A blogger explores the consequences of blogging in her life. Written by Liz Fine for Jayel Aheram.
First, let me say I don’t think I would have had the courage to start my blog without the support of friends. In 2004, I was hanging out in New York City with a friend venting about my horrible job. My friend suggested we make a blog featuring talented everyday people, shining some long overdue light on them. The process seemed monumental, but so terrific. Even though I was filled with apprehension, I couldn’t let go of the idea. Right away, the voice in my head kicked in and told me a person needed an Ivy League college degree and loads of writing experience to start a blog. Typical, counting myself out before I even got in the game, but this time, my friend was pressing me so I pushed forward.
Right away, I set about designing my page and making all the decisions concerning content. I reached out to other bloggers for advice and they told me just to start writing and don’t stop. As time went on my blog began to reflect my life and it felt good to be in control of something that was evolving daily. Anything I did that was fun or interesting to me made it to the blog usually with pictures. When I traveled, the blog reflected my excitement for the next location. When I pondered life’s meaning, my blog became a spiritual place filled with food for thought. I created a relationship category and talked about my interpersonal struggles. When I discovered a great new face cream or lipstick I was suddenly a beauty editor.

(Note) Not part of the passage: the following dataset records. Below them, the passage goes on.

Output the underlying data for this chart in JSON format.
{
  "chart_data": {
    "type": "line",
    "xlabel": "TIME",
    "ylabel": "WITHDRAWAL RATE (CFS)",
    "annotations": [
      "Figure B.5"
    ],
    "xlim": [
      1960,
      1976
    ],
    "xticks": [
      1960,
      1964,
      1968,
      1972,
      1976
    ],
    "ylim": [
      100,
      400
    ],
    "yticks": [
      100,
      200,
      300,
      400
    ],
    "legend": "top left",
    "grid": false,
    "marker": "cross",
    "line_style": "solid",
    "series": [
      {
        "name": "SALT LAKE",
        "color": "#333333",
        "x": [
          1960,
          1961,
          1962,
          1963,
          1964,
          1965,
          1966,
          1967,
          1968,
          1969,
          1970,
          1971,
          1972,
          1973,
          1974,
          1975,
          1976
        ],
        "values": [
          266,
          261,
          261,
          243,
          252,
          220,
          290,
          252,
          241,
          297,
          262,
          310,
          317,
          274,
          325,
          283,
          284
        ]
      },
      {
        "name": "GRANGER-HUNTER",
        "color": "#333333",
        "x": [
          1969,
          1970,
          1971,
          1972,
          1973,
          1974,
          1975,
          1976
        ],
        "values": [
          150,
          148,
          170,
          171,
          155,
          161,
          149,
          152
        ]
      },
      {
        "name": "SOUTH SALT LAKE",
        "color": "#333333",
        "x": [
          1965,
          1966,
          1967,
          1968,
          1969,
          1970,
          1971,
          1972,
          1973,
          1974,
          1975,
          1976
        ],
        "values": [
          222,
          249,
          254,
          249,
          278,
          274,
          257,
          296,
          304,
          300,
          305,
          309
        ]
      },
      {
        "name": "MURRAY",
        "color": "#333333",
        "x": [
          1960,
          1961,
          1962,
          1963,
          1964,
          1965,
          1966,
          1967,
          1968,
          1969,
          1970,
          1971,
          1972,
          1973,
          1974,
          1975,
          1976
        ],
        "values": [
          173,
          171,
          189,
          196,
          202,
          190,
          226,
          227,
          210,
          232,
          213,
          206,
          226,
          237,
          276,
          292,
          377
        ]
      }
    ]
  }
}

Four years into a soul sucking, 9 to 5 job, I was thoroughly discouraged about my work life. I felt I had potential that would never be tapped in my cubicle-shaped prison and without realizing it, I began escaping through my blog. I was conducting interviews, taking loads of photos and generally spreading the word of my blog. I was shocked that people were taking me seriously. Eventually, my employer did for me what I couldn’t do for myself. One day, she called me in the office and said that she knew I was unhappy and I was fired. A weight immediately lifted from my shoulders and I felt free!
Shortly after being fired, I interviewed a young artist from Temple University. I took my own photos for the article and it was published in a magazine about edgy, up-and-coming musicians, designers, writers, and DIY entrepreneurs. Blogging had given me a safe place to spread my wings, take risks and most of all find out what doing something fulfilling actually felt like. Today, I’m at a job that I love. I still travel and still live for the next great lipstick shade, but since starting my blog, I have gained three beautiful nieces and become politically active. Today, blogging is still a big part of my day to day life. As I update with new people, places, and events, it remains my tried and true form of expression and yes, even dare I say… a friend.
Liz Fine is a long-time blogger and chronicles her thoughts, relationships, and travels in her blog Urban Addiction.